Justice universelle : François Hollande doit respecter ses engagements

Le 2 novembre 2014 célébrera la première « Journée internationale de la fin de l’impunité pour les crimes commis contre des journalistes ». A cette occasion, la Coalition française pour la Cour pénale internationale (CFCPI) rappelle à François Hollande, les engagements pris pendant sa campagne électorale pour lutter contre l’impunité afin que les auteurs de crimes internationaux ne puissent plus trouver refuge en France.

La France doit permettre aux victimes de crimes internationaux commis à l’étranger, qui n’ont généralement pas d’autre recours, de saisir directement la justice française lorsqu’un suspect se trouve sur son sol. La CFCPI appelle François Hollande à faire en sorte que ce dossier soit inscrit à l’ordre du jour de l’Assemblée nationale afin que celle-ci amende la loi qui empêche la poursuite effective des auteurs de crimes internationaux en France.

En 2000, en ratifiant le Statut de la Cour pénale internationale, la France s’est engagée à adapter son droit pour permettre la poursuite, au nom du principe de compétence universelle, d’auteurs de crimes internationaux se trouvant sur le territoire français. Or, la loi d’adaptation adoptée le 9 août 2010 rend ces poursuites pratiquement impossibles à mettre en œuvre [1] .

Pendant sa campagne pour l’élection présidentielle, François Hollande s’était engagé à revenir sur ce texte, déclarant : « Je n’accepte pas le mécanisme juridique existant qui défend (protège) des bourreaux en France. La Loi du 9/08/2010 ne permet pas aux victimes des crimes internationaux les plus graves d’obtenir justice dans notre pays.
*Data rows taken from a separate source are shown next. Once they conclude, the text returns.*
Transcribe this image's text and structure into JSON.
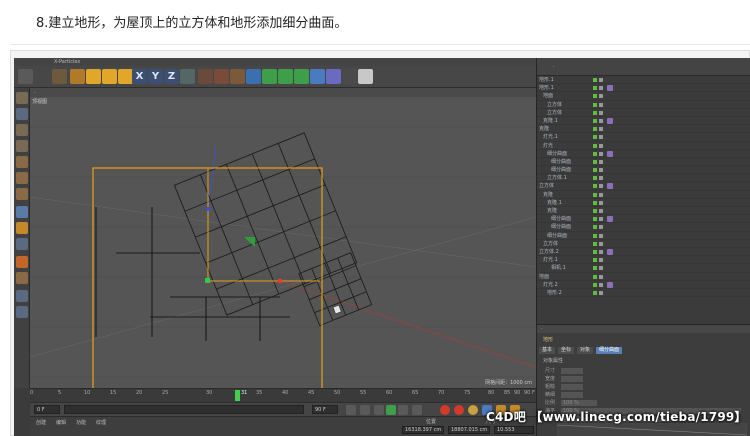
{
  "caption": "8.建立地形，为屋顶上的立方体和地形添加细分曲面。",
  "toolbar": {
    "axis_buttons": [
      "X",
      "Y",
      "Z"
    ],
    "menu_item": "X-Particles"
  },
  "viewport": {
    "title": "顶视图",
    "grid_spacing": "网格间距：1000 cm"
  },
  "timeline": {
    "ticks": [
      "0",
      "5",
      "10",
      "15",
      "20",
      "25",
      "30",
      "35",
      "40",
      "45",
      "50",
      "55",
      "60",
      "65",
      "70",
      "75",
      "80",
      "85",
      "90"
    ],
    "playhead_label": "31",
    "end_label": "90 F",
    "current_frame": "0 F",
    "end_frame": "90 F"
  },
  "bottom": {
    "menu": [
      "创建",
      "编辑",
      "功能",
      "纹理"
    ],
    "coord_label": "位置",
    "size_label": "尺寸",
    "coord_x": "16318.397 cm",
    "coord_y": "18807.015 cm",
    "coord_z": "10.553"
  },
  "object_manager": {
    "rows": [
      "地形.1",
      "地形.1",
      "地面",
      "立方体",
      "立方体",
      "克隆.1",
      "克隆",
      "灯光.1",
      "灯光",
      "细分曲面",
      "细分曲面",
      "细分曲面",
      "立方体.1",
      "立方体",
      "克隆",
      "克隆.1",
      "克隆",
      "细分曲面",
      "细分曲面",
      "细分曲面",
      "立方体",
      "立方体.2",
      "灯光.1",
      "相机.1",
      "地面",
      "灯光.2",
      "地形.2"
    ]
  },
  "attribute_manager": {
    "object_name": "地形",
    "tabs": [
      "基本",
      "坐标",
      "对象",
      "细分曲面"
    ],
    "section": "对象属性",
    "fields": [
      {
        "key": "尺寸",
        "value": ""
      },
      {
        "key": "宽度",
        "value": ""
      },
      {
        "key": "粗糙",
        "value": ""
      },
      {
        "key": "精细",
        "value": ""
      },
      {
        "key": "比例",
        "value": "100 %"
      },
      {
        "key": "海平",
        "value": "100 %"
      },
      {
        "key": "地平",
        "value": "10 %"
      }
    ]
  },
  "watermark": "C4D吧 【www.linecg.com/tieba/1799】",
  "colors": {
    "app_bg": "#3b3b3b",
    "viewport_bg": "#555555",
    "selection": "#e8a01c",
    "axis_red": "#e23c2a",
    "axis_green": "#34c84a",
    "axis_blue": "#3a53d8"
  }
}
Les possibilités de poursuites à l’encontre des auteurs présumés de ces crimes sont restreintes (…) Je veux, bien entendu, revenir sur ces restrictions » [2] .

Il faisait ainsi écho à une délibération du Secrétariat national du Parti socialiste qui avait dès 2010 réclamé la suppression de ces restrictions, dont le monopole du Parquet, proposées par la ministre de la justice de l’époque Michèle Alliot-Marie [3] et adoptées par le Parlement.

En février 2013, le Sénat a effectivement adopté à l’unanimité une proposition de loi du sénateur Jean-Pierre Sueur destinée à lever les restrictions imposées par la loi du 9 août 2010. Non seulement, cette loi n’a toujours pas été inscrite à l’ordre du jour de l’Assemblée nationale où elle doit être débattue mais, de plus, malgré les engagements de François Hollande, devenu Président de la République, cette proposition a été amendée pour y réintroduire le monopole du Parquet.

La CFCPI appelle donc le Président à respecter ses engagements en faisant en sorte que la proposition de loi n°741 soit soumise sans plus attendre à la représentation nationale afin d’empêcher que les auteurs de crimes internationaux puissent bénéficier de l’impunité en France.